The death of the Apollo program should make you mad. The lack of vision in the American space program since then should make you furious. In the flush of the first Apollo landing, NASA talked of being on Mars by the early 90s. Now there’s doubt we can even get back to the moon in ten years. Ten years. That’s how long it took us to go from no space program to landing on the moon. It’s criminal that we can’t get back in the same amount of time. It’s obscene that we don’t seem to want to even try.

Some will point to the space shuttle as a big step, but that was a weak place-holder at best, the equivalent of perfecting a ship that did really well sailing along the coast while the New World went unexplored, with Columbus being told it was enough that he just got there.

And beyond silly things like pride and hope, there’s simple practicality. This planet isn’t going to last forever. And we’re already straining its capacity to the limit. We need to get off of it if the human race is going to survive. As Robert Heinlein said, “The Earth is just too small and fragile a basket for the human race to keep all its eggs in.” Surely we’ve come far enough along to avoid the same fate as the dinosaurs.

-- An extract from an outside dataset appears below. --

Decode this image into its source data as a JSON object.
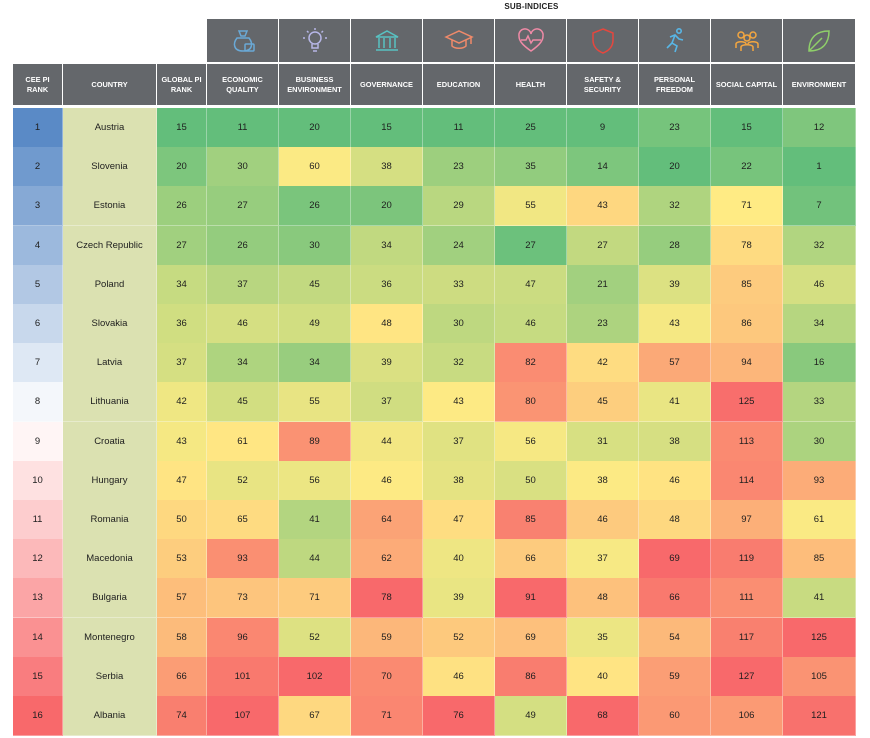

But come this time next year, after the final space shuttle mission has ended, we won’t even be putting people into space anymore. There’s even talk of de-orbiting the space station in ten years or so. We’ll be sitting here on the ground staring up into space and remembering a time when we used to be brave enough to go there, even if it meant failure from time to time. Maybe we’ll have that cheaper gas, those lower taxes, but we’ll also have moldering memories instead of dreams.

JFK said “We choose to go to the moon, and do these other things, not because they are easy, but because they are hard.” Perhaps it’s better he didn’t live to see an America where we’d rather do the easy things.

So the next time you look at the moon, remember that we’ve been there. That once this country dared to do the possible and was so damn good at it, it made it mundane. That once we went to a desolate piece of rock a quarter of a million miles away and made a part of it forever human. And that we should go back there, and not let it be simply a destination, but the beginning of a new journey. That we should take that small step we made forty years ago and truly turn it into a giant leap.